Отлично, хотя бы погибну за правое дело. Прости, мама, что никогда не соблюдал твой водно-солевой баланс и поддавался искушению, поедая жирный гамбургер в компании Олега на прошлых выходных. Во имя святой моркови, кефира да минеральной воды. Аминь.
– Слышь, Макс, а если ты умрешь, могу я хоть твои шоколадки съесть? Ну не пропадать же добру, верно?
Тьфу, вот никогда не пойму этих девушек. Никогда.
Глава 8
– Komm schnell!
– А ругаться нехорошо, - едва дыша, выдыхает Еремин, судорожно вцепившись в канат. Веревка болтается из стороны в сторону. А красный как рак Макс тяжело дышит после очередного захода по верхам, со стоном глядя на скачущего рядом Семена Аркадьевича. Завуч так разогнался. Что прямо с русской речи на немецкую перескочил, вспомнив свои славные арийские корни.
– Еремин, если мы тут умрем по твоей вине, клянусь, на том свете не отстану, - рычу, вцепившись в веревку рядом. Два каната, висящих параллельно друг другу – два идиота, пытающихся выжить в этих суровых школьных джунглях.
– Надя-а-а, - вновь стонет это недоразумение, прикрывая глаза, вцепившись всеми конечностями в веревку, будто обезьяна в пальму. – Знаешь, никогда тебе этого
– Вот и не говори, - бурчу, чувствуя, как из последних сил дрожат руки, тело словно одеревенело, а на заднем плане слышится хохот. Кто-то из Б-шников, явно же прогулявших первый урок, додумался стукнуть своим о жертвах тирании Аркадьвевича и сейчас нам свистели с порога спортивного зала с подбадривающими криками.
– Грознова, симпатичная задница! – слышу голос Ладужкина, с силой сжимая пальцы. Просто представлю, что это шея Коли, прямо полегчало. Зато вот Макс резко прекратил умирать, бросив взор в сторону собравшейся толпы.
– Колясочка, ты бессмертный? – щурит взор.
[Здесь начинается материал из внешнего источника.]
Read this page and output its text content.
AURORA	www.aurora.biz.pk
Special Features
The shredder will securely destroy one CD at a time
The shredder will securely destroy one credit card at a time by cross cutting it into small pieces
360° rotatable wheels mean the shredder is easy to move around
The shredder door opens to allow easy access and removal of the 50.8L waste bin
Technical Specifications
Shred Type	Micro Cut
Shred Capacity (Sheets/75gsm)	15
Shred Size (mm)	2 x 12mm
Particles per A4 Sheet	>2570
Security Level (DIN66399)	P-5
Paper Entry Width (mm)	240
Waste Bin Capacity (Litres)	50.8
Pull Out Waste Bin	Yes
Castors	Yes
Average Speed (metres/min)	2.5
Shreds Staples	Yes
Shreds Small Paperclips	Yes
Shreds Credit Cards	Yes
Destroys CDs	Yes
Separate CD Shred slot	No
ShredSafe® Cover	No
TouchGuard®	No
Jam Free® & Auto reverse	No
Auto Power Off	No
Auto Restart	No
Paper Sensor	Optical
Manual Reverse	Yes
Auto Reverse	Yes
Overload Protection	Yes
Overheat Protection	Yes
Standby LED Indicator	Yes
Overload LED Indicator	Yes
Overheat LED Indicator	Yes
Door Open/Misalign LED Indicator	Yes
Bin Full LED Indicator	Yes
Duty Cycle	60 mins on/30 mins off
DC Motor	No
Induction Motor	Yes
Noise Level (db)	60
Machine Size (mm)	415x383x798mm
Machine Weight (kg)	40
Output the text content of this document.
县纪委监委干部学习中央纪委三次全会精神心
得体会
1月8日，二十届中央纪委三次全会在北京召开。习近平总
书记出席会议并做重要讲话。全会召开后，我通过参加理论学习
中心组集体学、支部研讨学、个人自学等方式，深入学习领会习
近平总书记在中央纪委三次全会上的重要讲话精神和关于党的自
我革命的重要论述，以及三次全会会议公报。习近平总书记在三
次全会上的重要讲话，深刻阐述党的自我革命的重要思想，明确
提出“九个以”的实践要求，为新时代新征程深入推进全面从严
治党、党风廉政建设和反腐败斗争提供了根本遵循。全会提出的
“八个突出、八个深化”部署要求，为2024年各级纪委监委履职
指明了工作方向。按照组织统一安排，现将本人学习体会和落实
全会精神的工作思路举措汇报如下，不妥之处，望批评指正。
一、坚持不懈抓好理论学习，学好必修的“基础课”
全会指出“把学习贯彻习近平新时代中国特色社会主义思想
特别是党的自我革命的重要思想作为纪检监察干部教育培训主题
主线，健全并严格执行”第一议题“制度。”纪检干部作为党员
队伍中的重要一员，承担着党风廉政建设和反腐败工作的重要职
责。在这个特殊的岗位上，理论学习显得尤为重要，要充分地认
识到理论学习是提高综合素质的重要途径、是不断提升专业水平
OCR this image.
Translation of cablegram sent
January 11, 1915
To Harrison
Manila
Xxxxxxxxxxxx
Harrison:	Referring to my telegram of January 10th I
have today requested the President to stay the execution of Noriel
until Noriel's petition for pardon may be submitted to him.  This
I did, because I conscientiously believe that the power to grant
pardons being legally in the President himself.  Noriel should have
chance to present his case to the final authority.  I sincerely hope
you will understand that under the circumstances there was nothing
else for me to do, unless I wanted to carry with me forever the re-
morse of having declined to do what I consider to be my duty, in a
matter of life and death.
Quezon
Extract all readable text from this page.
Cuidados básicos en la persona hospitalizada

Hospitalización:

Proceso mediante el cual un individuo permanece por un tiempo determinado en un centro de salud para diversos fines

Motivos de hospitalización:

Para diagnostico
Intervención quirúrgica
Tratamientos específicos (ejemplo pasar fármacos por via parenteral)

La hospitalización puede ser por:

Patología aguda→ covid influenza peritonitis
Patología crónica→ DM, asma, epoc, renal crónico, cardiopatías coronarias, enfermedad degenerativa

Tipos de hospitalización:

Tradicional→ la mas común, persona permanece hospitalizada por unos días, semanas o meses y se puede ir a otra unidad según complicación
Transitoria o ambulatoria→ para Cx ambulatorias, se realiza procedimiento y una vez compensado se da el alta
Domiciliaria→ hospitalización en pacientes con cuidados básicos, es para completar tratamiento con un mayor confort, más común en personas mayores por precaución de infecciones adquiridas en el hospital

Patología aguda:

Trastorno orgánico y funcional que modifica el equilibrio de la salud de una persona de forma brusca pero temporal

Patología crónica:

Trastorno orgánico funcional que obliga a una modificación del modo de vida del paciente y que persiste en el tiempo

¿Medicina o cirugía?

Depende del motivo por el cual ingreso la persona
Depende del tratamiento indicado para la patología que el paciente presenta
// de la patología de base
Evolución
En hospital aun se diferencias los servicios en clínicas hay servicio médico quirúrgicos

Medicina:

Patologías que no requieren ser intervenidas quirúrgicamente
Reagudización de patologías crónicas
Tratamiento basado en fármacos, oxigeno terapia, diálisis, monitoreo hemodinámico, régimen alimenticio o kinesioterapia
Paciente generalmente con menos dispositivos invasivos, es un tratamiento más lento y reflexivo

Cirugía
Уже и не красный, дышит ровно, только-только едва губами шевелил, изображая предсмертные муки хомячка. И вот смотрю, живой. Ноздри раздуваются, из ушей едва пар не валит. Не знаю, что они там с Колясиком не поделили, однако Ладужкин ехидно произносит:
– Еремошка, ты там аккуратнее. Рухнешь вниз головой, о любви своей на радостях забудешь, - лицо такое хитрое, одноклассники его гогочут, пальцам в нас тыча. Уверена, они тоже ничего не поняли, решили подыграть.
– Так, класс «Б», что за маски-шоу за бесплатно? – рычит Семен Аркадьевич и толпе проносится неловкое роптание. – Хотите присоединиться? А вы висите, у вас еще 10 минут!
Ясно же, что мы одни тут такие смелые и крутые. Вон как головами в ответ мотают, даже Николай слепоглухонемым прикинулся, достав свой айфон, принимаясь за киносъемку остросюжетного детективного фильма о нашей парочке. Прямо не Еремин с Грозной, а Нэнси Дрю* с Алексом Райдером*. Девочка-детектив и мальчик-шпион.
– Боже, - всхлипываю, ощущая, что мои силы на исходе. Быть крутой хорошо, однако слишком больно. Кажется, словно сейчас все тело от головы отвалится, не ощущаю поясницу, собственных пальцев, принимаясь медленно сползать по канату, грозясь свалится вниз на маты. Будет явно больно.
– Держись, - произносит строгий голос. – Гроза, ты или тряпка?
– Тряпка, - пискляво выдавливаю, зажмуривая глаза. Главное вниз не смотреть, не будет соблазна посмотреть на себя с переломанными костями в виде лепешки, если упадешь чуть дальше матов, наложенных друг на друга.
– Кто говорил, что целый противень осилить может с пирожками? – возмутился Макс, подтягиваясь выше, сам видимо едва удерживаясь на весу. – Будь бой-бабой! Давай Грознова, я люблю тебя не за нытье. Ты мне такой даже не нравишься.
– Ой да будто я тебе вообще когда-то нравилась, - фыркаю громко, не обращая внимание на десятки камер смартфонов, направленных в нашу сторону.
– Нравилась. Пять лет тебя люблю, как свалилась с лестницы на меня, едва тушей своей не задавив. С тех пор дня не мыслю, чтоб жизнь без Наденьки Грозновой прожить, - заливает соловьем Макс. А лицо какое серьезное сделал, будто сам верит в то, что сейчас несет. Кстати случай этот я помню, тогда гналась за одним отличником, посмевшим меня сравнить с бочкой и налетела на Еремина. Вроде с того у нас идет конфликт, видать нечто важное ему отдавила, как бы не сосуды, по которым кровь в мозги закачивается, иначе чем его глупость объяснить?